Roberts cites a recent victory in convincing the massive University of Toronto to go over to purchasing local and “sustainable” foods. Such efforts are coordinated through Local Food Plus, which establishes criteria for sustainable food based on positive social and ecological practices.
Roberts’s second proposal concerns the right to farm. As things stand, land is available to aspiring farmers only in the form of large farms that sell for hundreds of thousands or even millions of dollars. “The provincial government could make land available to those who wish to farm,” he says.
The government owns plenty of idle agricultural land, he says. “They could lease it out in small packets for reasonable prices, with special programs to encourage members of minority groups and new immigrants who may wish to grow products favored by their communities and neglected by conventional supermarkets.”
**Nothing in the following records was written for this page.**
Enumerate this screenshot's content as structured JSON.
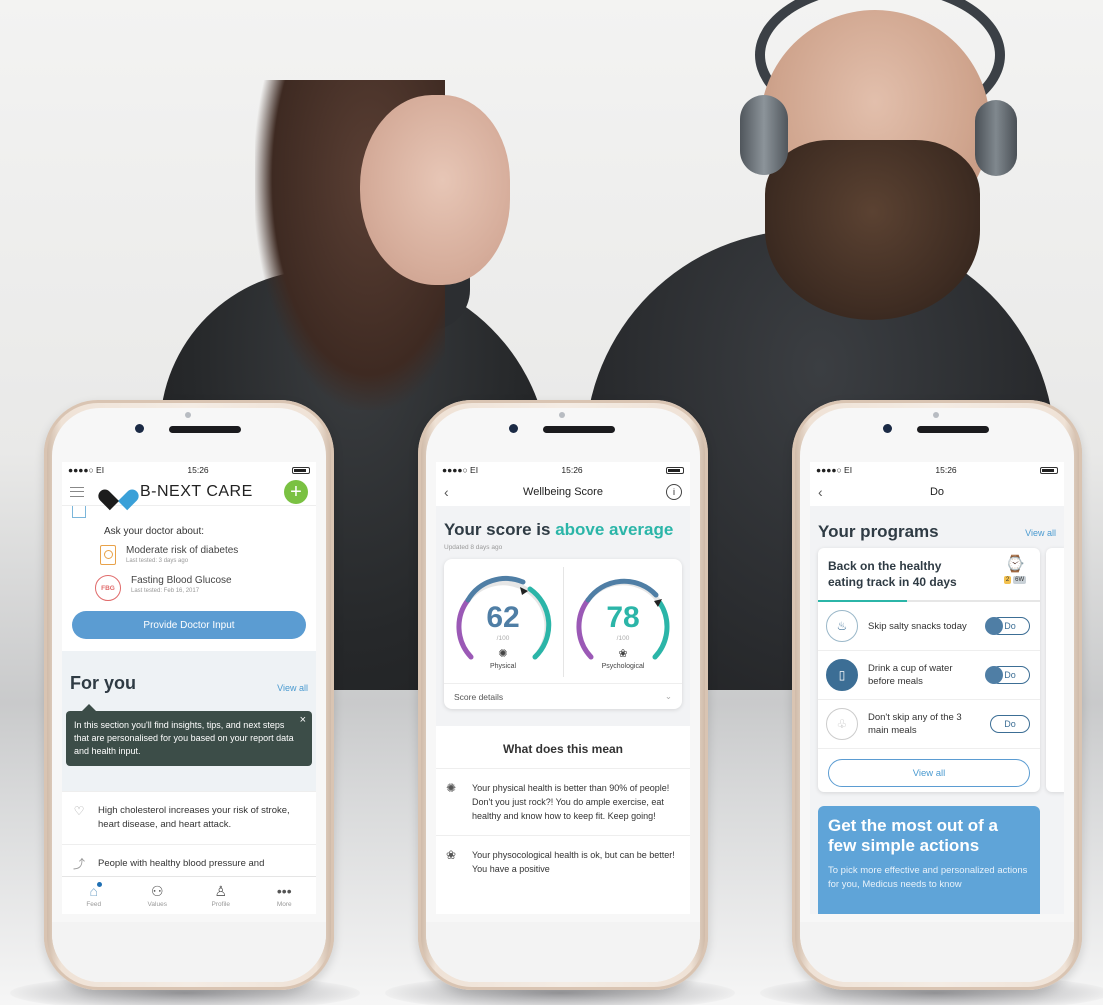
{
  "phone1": {
    "status": {
      "carrier": "●●●●○ EI",
      "time": "15:26"
    },
    "brand": "B-NEXT CARE",
    "plus_label": "+",
    "ask_label": "Ask your doctor about:",
    "items": [
      {
        "title": "Moderate risk of diabetes",
        "sub": "Last tested: 3 days ago"
      },
      {
        "title": "Fasting Blood Glucose",
        "sub": "Last tested: Feb 16, 2017",
        "badge": "FBG"
      }
    ],
    "primary_button": "Provide Doctor Input",
    "foryou": {
      "title": "For you",
      "view_all": "View all",
      "tooltip": "In this section you'll find insights, tips, and next steps that are personalised for you based on your report data and health input.",
      "tooltip_close": "×"
    },
    "feed": [
      {
        "text": "High cholesterol increases your risk of stroke, heart disease, and heart attack."
      },
      {
        "text": "People with healthy blood pressure and"
      }
    ],
    "tabs": [
      {
        "label": "Feed",
        "icon": "home-icon"
      },
      {
        "label": "Values",
        "icon": "values-icon"
      },
      {
        "label": "Profile",
        "icon": "profile-icon"
      },
      {
        "label": "More",
        "icon": "more-icon"
      }
    ]
  },
  "phone2": {
    "status": {
      "carrier": "●●●●○ EI",
      "time": "15:26"
    },
    "nav_title": "Wellbeing Score",
    "headline_prefix": "Your score is ",
    "headline_highlight": "above average",
    "updated": "Updated 8 days ago",
    "physical": {
      "value": "62",
      "den": "/100",
      "label": "Physical",
      "level": 0.62,
      "color": "#4f7ea5"
    },
    "psychological": {
      "value": "78",
      "den": "/100",
      "label": "Psychological",
      "level": 0.78,
      "color": "#2bb5a8"
    },
    "score_details": "Score details",
    "what_mean": "What does this mean",
    "means": [
      {
        "text": "Your physical health is better than 90% of people! Don't you just rock?! You do ample exercise, eat healthy and know how to keep fit. Keep going!"
      },
      {
        "text": "Your physocological health is ok, but can be better! You have a positive"
      }
    ]
  },
  "phone3": {
    "status": {
      "carrier": "●●●●○ EI",
      "time": "15:26"
    },
    "nav_title": "Do",
    "programs_title": "Your programs",
    "view_all": "View all",
    "program": {
      "title": "Back on the healthy eating track in 40 days",
      "badge_a": "2",
      "badge_b": "6W",
      "progress": 0.4
    },
    "tasks": [
      {
        "text": "Skip salty snacks today",
        "toggle": "Do",
        "on": true
      },
      {
        "text": "Drink a cup of water before meals",
        "toggle": "Do",
        "on": true
      },
      {
        "text": "Don't skip any of the 3 main meals",
        "toggle": "Do",
        "on": false
      }
    ],
    "view_all_button": "View all",
    "promo": {
      "title": "Get the most out of a few simple actions",
      "text": "To pick more effective and personalized actions for you, Medicus needs to know"
    }
  }
}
The local-food effort is helping to provide farmers with an influential potential ally — the ecological movement. Farmers deserve determined support from the labour movement as well. Working people have a lot to gain from the availability of local-food at grocery stores and from ecologically sound and sustainable agriculture.
It is also a question of solidarity. Working people who are employed need to stand together with farmers, fishers, truckers, and other independent producers who are exploited by the same corporations and face the same enemy.
John Riddell is co-editor of Socialist Voice (www.socialistvoice.ca) and a member of Socialist Project.